一日一生

仏教天台宗の総本山延暦寺。厳然と聳え立つ寺は日本仏教の中で最も修行の厳しい寺としても知られている。とりわけ「千日回峯行」は「過酷」という言葉だけでは言い表せられないほどであり、しかも失敗したらその場で自害をしなければいけない決まりとなっている。その途中の9日間は断食・断水・断眠・断臥(横たわらないこと)で不動明王の真言を唱え続ける「堂入り」というのがある。一昨年それを別の住職が達成したというニュースがあり、戦後では僅か12人しか達成していない。著者はこの「千日回峯行」を2回達成しており(比叡山では著者を含め3人しか達成していない)日本仏教界の「生き仏」として崇められている。その著者が自らの人生と、仏教徒としての人生訓をありのままに描いている。

第一章「一日一生」
ここ最近、「がんばれ」「成長しろ」「上を目指せ」とよく言われる。
しかし、本当にそれが正しいのかというと、本章を読む限りそうとは限らないように思えた。
「身の丈に合ったことを毎日くるくる繰り返す」
「ありのままの自分としかっと向き合い続ける」
「人は毎日、新しい気持ちで出会える」
決して背伸びせず、あくまで「自然体」で生きていくという気持ちが芽生える。

第二章「道」
酒井大阿闍梨の人生は波乱と紆余曲折に満ちたものであったように思えた。
しかし当人はそのように思っておらず、むしろ無駄ではなかったと述懐している。
そのような人生を歩み続けやがて酒井氏は仏門を叩いた。

第三章「行」
最初にも書いてある通り比叡山の修行は日本の寺院のなかでも最も厳しい類に入る。酒井氏は様々な修行に関して自ら思ったことを克明に描かれており、特に「常行三昧」については生々しく、かつ痛々しくもあった。
数々の厳しい修行を乗り越えた理由として「好奇心」と「学びと実践」というのがあった。
実践をする価値の高さというのはビジネスにおいても重要視されているが、その根源に仏教もあるのかもしれない。

第四章「命」
命というのは尊いものであるが、これについて教えられるという機会はあれどもそれをじかに感じるということは少ない。
本書は酒井氏がありのままこのことについて書かれており、間接的ではあれど「命」の温もりというのが感じ取れる。

第五章「調和」
人と人のつながり、人と自然のつながり、人と動物のつながりといろいろな「つながり」を持ちながら調和を図っている。

私はこれまで様々な本と出会い、実践し、自らの血肉としてきた。

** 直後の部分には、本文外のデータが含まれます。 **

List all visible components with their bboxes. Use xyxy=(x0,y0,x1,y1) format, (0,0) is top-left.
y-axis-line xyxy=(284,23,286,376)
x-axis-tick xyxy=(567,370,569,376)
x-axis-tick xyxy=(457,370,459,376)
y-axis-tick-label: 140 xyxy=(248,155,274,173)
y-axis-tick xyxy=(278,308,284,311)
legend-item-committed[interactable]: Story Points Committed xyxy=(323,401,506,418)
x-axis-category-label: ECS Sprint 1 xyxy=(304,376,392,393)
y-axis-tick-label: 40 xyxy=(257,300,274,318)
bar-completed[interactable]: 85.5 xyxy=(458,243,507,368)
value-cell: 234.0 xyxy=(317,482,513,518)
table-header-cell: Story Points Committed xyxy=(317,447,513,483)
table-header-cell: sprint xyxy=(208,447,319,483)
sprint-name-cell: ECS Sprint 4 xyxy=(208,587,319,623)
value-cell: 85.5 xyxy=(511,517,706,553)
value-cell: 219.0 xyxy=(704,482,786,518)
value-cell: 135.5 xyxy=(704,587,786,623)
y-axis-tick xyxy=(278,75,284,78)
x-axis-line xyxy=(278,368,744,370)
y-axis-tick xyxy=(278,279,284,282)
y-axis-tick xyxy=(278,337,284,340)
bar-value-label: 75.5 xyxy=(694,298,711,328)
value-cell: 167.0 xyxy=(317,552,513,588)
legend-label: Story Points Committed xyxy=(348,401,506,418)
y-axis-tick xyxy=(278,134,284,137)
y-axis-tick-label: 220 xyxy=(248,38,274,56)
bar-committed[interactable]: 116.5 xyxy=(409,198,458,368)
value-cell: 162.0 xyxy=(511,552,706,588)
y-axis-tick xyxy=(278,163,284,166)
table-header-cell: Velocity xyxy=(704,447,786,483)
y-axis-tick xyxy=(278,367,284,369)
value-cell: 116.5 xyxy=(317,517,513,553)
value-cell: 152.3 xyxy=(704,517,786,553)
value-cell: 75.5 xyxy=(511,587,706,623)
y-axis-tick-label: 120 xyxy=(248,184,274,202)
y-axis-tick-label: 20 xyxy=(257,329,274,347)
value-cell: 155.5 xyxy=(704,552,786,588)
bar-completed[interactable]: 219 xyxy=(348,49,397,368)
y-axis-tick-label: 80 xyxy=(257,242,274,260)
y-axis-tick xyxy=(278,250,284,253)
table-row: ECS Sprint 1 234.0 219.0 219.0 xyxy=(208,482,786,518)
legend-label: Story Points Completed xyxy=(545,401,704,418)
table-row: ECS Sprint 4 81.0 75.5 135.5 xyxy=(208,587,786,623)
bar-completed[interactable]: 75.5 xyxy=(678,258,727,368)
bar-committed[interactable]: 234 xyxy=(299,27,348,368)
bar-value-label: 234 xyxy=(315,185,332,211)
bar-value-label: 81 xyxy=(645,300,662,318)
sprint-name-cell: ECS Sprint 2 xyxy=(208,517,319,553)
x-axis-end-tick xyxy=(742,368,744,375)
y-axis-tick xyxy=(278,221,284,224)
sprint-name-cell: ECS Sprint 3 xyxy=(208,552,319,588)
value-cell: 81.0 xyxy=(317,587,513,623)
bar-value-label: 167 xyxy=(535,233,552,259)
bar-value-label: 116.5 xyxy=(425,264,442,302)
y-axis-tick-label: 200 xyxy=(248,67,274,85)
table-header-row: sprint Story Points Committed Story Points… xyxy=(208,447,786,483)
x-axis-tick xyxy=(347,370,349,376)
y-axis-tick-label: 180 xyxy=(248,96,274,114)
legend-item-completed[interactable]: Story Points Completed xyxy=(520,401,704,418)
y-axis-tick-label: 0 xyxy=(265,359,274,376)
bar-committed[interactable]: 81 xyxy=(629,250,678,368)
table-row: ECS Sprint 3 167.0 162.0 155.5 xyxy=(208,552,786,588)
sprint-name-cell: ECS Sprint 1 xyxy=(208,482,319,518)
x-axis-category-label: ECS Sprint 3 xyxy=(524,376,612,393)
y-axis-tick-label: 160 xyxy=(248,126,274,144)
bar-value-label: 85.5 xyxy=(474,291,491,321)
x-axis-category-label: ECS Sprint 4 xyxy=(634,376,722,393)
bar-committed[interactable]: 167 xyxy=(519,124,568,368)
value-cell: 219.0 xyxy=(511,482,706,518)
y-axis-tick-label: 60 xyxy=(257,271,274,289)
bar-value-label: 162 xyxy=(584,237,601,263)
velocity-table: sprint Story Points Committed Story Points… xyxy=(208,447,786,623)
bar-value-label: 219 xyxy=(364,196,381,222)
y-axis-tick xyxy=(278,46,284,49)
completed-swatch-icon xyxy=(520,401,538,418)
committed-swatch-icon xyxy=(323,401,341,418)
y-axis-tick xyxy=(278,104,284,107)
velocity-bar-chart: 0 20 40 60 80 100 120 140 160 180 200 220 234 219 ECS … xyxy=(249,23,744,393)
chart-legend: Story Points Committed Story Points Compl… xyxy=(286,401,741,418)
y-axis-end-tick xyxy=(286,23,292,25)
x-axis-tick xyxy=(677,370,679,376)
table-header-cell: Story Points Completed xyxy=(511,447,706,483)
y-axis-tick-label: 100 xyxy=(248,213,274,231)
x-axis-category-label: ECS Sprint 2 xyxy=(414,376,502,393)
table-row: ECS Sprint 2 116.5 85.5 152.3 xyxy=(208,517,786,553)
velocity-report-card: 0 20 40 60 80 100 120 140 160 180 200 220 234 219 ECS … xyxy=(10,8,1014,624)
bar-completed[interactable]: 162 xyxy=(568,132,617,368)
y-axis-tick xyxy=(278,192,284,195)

しかし本書は読んだ後、言葉に変えられないほどの温かさを覚えた。何度も言うようだが本書は酒井氏なりに感じたことをありのまま書かれている。その一言一言が自らの心に温かさを与えているようだった。読んでいくうちに涙が浮かんだ。自ら過酷な修行のなかで感じそこで思っただけのことである。しかし、私たちのように傍から見ている人たちは、偉業を達成した人、生き仏として今日も崇められている。
一つ思うことがある。
・成功とは何を指すのだろうか。
・プロフェッショナルとはどのように定義しているのか。
他にもいろいろな疑問があるが、それ自体を目指す人も中に入るのだけれども、本人はそう感じていないというのがほとんどであろう。「成功」にしても「プロフェッショナル」にしても周りからはそのように称えられていても、本人はそう感じずに只々目の前のことに夢中になっている。
本書は疲れた心を癒したい人、そして自らの道が分からなくなった人にとって至高の一冊と言えよう。